Yesterday’s News                                                Remembering Our Forgotten Past                                          April 2024

Daniel’s Early Years 


Daniel K. Oliver was born on August 30, 1845 into a lower-middle class family of Scotch-Irish and English descent  in a small community in Pennsylvania called Smoketown located in southern Franklin County near the county seat of Chambersburg. (NUMBER OF CHILDREN) His father was a weaver, a trade natural to the family heritage from their origins in Scotland and Ireland. His father had a small store facing the main street. Nearby they had a house and surrounding property. As it was the age of the horse and buggy we presume that they also had a barn and probably enough property to grow food for the family and grazing for the animals. Heating for the home would likely have been wood provided for both a stove for cooking and a fireplace for heating the main area of the house. Water would have come from a well and a hand-operated pump. Water for washing up in the morning would have been poured into large porcelain bowls placed on a table or dresser. Toilet facilities would have been provided by chamberpots and an outhouse some ways from the home.  Cooking would have been done on a large wood-fired stove the heat from which would have been controlled by the skill of the cook in stoking the fire properly and discerning the heat of the stove surface or oven by various tests as to appropriate temperature for cooking. We don’t know for sure how the family clothed themselves, but their father was a weaver who could make cloth and their mother was no doubt a skilled seamstress, as were all women of the time. Store bought clothes were very rare at this time—the 1840s and 1850s when Daniel and the other children were growing up.

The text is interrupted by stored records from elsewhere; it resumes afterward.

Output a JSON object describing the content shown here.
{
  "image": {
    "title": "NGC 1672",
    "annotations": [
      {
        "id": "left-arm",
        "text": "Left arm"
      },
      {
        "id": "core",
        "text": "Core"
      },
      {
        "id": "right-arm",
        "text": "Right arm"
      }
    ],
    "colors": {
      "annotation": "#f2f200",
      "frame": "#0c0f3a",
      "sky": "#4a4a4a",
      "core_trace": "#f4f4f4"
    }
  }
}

The thing that struck me doing research through census data was how much their life in 1860 was like the life of 1960 where I was growing up. In 1960 technological achievement was vastly different, but when I grew up in northern Idaho most of the people I knew still lived on farms or at least rural properties where the chores were the same as in the past. I lived with my aunt and uncle part of this time and they had chickens for eggs and for eating. The phrase “chicken with its head cut off” is not a metaphor for me, but a memory of the day they were killed for that evening’s meal. My uncle raised and slaughtered cattle. And since people kept animal stock these creatures would need food and most of that would be in the form of hay. So in 1960 (when I was fourteen and living in the small town of Sandpoint) I was hired by a farm family to help them with the haying and I stayed with them several days. And in the census of 1860 in Franklin County Pennsylvania 14-year-old Daniel Oliver was listed as living with the Issac Lehman family no doubt to make money by helping them during the haying season.


His life at that time was typical of people in mostly rural America who were usually described on census records as “laborer.” Even though Daniel’s father was a weaver none of the sons followed their father in his work. Daniel no doubt went to grade school and spent his days doing chores on the family property. He likely finished school with the sixth or eighth grade level, after which he worked at various forms of physical labor. In 1864 at the age of eighteen he joined the 21s Pennsylvania Cavalry during the Civil War. He had to have his parents permission to join the army as men could only join the army without such permission if they were twenty-one years old or older.